UDRP: pabloescobar.com, transferred 20 years after its registration
In this UDRP proceeding (NAF, FA1908001859584, Escobar, Inc. v. Neil Okrent / Ivan Munguia, October 7, 2019), the complaint originated from a Colombian company with at least unusual and tumultuous history: Escobar, Inc, created in 1984 by Pablo Escobar and managed by his brother, Roberto. The complainant sought to obtain the transfer of the domain name pabloescobar.com, registered by a third party on November 26, 1999, twenty years earlier, at a time when Escobar, Inc. was no longer active. It would have been back in business in 2014, the trademark “Pablo Escobar” having been registered in 2017 with the United States Patent and Trademark Office (USPTO). The domain name pabloescobar.com was therefore unquestionably registered prior to the trademark. As is often the case with celebrity squatting, it was therefore necessary to demonstrate the existence of a common law trademark prior to the registration of the domain name. To this end, Escobar, Inc. has simply stated that since 1986, it has marketed “a multitude of consumer goods under the brand PABLO ESCOBAR“, supported by hundreds of millions of dollars injected into the marketing field.

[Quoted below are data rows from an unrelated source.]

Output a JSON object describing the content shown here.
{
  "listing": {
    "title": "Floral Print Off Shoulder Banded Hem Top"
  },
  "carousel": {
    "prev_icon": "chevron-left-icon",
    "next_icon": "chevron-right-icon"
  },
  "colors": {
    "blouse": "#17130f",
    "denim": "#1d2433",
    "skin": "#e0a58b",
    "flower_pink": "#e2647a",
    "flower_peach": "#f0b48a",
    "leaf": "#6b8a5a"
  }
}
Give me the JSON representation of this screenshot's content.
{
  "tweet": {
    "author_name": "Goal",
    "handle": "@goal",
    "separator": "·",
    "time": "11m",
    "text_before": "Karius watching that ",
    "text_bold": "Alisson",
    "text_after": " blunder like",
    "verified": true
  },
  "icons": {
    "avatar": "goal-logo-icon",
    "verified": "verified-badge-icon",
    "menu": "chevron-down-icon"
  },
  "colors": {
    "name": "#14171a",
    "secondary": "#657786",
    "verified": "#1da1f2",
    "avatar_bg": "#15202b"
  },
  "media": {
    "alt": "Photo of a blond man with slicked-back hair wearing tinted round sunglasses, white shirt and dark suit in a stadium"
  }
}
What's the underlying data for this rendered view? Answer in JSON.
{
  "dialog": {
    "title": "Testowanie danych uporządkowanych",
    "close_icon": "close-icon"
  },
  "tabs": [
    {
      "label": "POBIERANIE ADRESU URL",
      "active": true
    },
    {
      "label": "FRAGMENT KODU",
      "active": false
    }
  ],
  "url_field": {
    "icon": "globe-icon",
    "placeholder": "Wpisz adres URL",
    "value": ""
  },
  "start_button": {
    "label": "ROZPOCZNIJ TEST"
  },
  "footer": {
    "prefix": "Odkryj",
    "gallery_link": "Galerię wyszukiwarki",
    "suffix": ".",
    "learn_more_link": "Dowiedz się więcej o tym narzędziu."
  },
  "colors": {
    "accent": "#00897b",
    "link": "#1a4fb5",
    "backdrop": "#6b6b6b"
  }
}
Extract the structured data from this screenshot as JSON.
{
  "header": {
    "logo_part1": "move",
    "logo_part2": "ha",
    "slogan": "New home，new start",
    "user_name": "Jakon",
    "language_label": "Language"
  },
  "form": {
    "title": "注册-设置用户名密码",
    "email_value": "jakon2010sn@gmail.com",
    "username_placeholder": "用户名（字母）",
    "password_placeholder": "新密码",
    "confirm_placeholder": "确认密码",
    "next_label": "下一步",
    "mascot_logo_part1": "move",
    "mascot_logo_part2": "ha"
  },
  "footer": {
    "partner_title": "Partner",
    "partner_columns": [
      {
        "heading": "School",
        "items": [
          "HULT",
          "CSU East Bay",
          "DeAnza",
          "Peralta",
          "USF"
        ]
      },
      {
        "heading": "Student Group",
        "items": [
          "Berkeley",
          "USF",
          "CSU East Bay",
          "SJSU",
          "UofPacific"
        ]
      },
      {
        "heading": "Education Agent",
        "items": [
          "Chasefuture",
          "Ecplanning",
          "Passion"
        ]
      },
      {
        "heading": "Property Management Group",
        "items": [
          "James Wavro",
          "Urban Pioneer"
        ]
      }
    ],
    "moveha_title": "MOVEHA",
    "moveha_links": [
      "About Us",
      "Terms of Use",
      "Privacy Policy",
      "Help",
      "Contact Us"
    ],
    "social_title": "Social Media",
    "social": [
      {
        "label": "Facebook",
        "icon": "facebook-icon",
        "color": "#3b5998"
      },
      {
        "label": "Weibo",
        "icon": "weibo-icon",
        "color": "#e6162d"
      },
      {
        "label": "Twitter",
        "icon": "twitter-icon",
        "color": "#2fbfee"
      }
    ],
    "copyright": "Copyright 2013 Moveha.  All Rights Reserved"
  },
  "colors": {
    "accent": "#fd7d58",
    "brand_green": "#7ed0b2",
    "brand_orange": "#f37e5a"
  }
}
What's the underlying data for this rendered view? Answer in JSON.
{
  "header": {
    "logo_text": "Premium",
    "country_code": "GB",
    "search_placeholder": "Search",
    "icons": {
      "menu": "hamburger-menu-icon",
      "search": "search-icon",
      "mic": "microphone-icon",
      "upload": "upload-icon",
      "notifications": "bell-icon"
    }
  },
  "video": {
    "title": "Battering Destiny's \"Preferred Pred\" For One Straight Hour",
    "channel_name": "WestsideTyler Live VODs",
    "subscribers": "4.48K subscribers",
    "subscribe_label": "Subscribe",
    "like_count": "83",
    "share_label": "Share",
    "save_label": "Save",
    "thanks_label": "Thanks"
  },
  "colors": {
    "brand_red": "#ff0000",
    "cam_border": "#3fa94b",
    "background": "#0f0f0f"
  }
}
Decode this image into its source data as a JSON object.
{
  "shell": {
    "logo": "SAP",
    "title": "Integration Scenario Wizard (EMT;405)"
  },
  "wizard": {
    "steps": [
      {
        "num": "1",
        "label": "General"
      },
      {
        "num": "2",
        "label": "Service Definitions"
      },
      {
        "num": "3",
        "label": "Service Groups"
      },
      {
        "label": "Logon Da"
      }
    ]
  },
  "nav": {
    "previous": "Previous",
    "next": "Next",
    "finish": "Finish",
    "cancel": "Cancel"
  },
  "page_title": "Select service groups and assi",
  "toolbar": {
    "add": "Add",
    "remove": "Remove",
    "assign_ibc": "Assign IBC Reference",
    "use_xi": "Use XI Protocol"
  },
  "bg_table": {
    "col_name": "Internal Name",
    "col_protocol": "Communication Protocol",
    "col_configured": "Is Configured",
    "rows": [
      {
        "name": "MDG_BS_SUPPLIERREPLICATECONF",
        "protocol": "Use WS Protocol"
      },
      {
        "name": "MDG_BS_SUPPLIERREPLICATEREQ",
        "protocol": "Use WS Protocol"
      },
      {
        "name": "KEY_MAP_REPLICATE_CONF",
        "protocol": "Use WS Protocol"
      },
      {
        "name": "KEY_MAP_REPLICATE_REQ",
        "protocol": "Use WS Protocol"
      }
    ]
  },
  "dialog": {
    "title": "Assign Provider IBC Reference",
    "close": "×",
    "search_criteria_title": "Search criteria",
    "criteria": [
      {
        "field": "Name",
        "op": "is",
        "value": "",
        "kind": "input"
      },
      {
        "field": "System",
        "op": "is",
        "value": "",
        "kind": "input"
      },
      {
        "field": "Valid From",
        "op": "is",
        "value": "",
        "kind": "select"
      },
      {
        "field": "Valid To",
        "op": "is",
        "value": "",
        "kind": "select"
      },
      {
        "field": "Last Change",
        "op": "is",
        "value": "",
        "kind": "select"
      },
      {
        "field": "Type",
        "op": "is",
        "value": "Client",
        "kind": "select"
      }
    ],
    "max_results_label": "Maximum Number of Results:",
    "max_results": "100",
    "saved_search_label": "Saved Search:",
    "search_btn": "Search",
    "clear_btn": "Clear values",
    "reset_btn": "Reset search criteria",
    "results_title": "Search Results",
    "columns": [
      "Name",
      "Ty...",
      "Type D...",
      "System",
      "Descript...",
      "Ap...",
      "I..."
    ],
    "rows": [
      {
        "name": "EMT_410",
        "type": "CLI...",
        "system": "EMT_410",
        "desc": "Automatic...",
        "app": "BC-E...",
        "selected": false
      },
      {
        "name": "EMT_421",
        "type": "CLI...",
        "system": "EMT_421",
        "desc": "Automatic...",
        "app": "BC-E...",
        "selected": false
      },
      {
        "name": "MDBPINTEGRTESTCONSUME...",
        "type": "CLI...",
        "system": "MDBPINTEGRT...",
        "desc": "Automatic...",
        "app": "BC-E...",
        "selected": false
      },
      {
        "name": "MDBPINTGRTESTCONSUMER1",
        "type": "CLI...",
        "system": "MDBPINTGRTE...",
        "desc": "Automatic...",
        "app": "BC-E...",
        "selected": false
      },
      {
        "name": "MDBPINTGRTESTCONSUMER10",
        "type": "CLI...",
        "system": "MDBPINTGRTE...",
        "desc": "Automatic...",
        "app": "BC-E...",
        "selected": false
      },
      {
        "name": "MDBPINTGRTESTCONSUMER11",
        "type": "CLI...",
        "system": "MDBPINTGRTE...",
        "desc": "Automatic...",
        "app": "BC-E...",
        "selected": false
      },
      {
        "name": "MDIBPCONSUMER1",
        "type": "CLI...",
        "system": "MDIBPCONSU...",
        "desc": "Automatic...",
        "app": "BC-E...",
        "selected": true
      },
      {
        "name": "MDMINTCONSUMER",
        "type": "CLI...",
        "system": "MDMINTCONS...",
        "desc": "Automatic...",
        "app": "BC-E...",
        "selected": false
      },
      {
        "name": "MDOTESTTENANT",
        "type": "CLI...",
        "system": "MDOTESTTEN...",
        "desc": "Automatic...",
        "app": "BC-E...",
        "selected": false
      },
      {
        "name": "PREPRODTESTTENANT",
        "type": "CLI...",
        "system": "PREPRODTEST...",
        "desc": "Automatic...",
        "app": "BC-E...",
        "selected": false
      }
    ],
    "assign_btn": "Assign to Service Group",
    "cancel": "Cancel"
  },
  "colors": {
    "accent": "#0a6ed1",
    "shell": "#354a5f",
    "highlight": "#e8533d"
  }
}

As for the domain name, according to the UDRP complaint and at the time it was filed, it gave access to a page including the indication that a website was under construction. In addition, the domain name holder had offered to transfer the domain name for $ 3 million.
In terms of the limitation period, it is worth remembering that the filing of a UDRP complaint is not subject to any time bar:
“Panels have widely recognized that mere delay between the registration of a domain name and the filing of a complaint neither bars a complainant from filing such case, nor from potentially prevailing on the merits.
Panels have noted that the UDRP remedy is injunctive rather than compensatory, and that a principal concern is to halt ongoing or avoid future abuse/damage, not to provide equitable relief. Panels have furthermore noted that trademark owners cannot reasonably be expected to permanently monitor for every instance of potential trademark abuse, nor to instantaneously enforce each such instance they may become aware of, particularly when cybersquatters face almost no (financial or practical) barriers to undertaking (multiple) domain name registrations.
Panels have therefore declined to specifically adopt concepts such as laches or its equivalent in UDRP cases.
Panels have however noted that in specific cases, certain delays in filing a UDRP complaint may make it more difficult for a complainant to establish its case on the merits, particularly where the respondent can show detrimental reliance on the delay.” (WIPO Jurisprudential Overview 3.0, para. 4.17).
In this case, the story of Escobar, Inc. appears to be in its favor. We do not know if, at the time of registration of the domain name, in 1999, Escobar, Inc. was legally dissolved before being re-incorporated in 2014 or if only its activities had been suspended. In the first case, the time elapsed between the registration of the domain name and the filing of the complaint is only five years. In the second, it is 20 years. This distinction does not appear in the decision. Certainly, in the case of the domain name pabloescobar.com, the importance of this issue is limited as the defenses were poor, and even inexistant. However, in a more adversarial procedure, twenty years and five years, it is not the same thing and this difference could be material in the final outcome. On this issue of delay, it could have been advised to the heirs of Pablo Escobar (see “UDRP: transfer of Mandela.org to the guardians of the memory of Nelson Mandela”; “kingofpop.com: the beneficiaries Michael Jackson and other celebrities facing the issue of domain names”.) to act in the UDRP only a few weeks after the registration of pabloescobar.com since the UDRP procedure was available from the beginning of December 1999. However, it must be recognized that at the time, the Internet was insufficiently developed in Colombia. In addition, cybersquatting detection tools (such as Detective by IP Twins) were almost non-existent. In any case, a procedure could have been undertaken well before 2019, including as early as 2014, the year of the rebirth of Escobar, Inc.
On the merits, the website appeared “under construction” and the defendant agreed to transfer the domain name against a transfer of three million dollars. In the absence of additional elements, which the defendant could have brought, it must be admitted that the bad faith was characterized. In these circumstances, the domain name had to be transferred.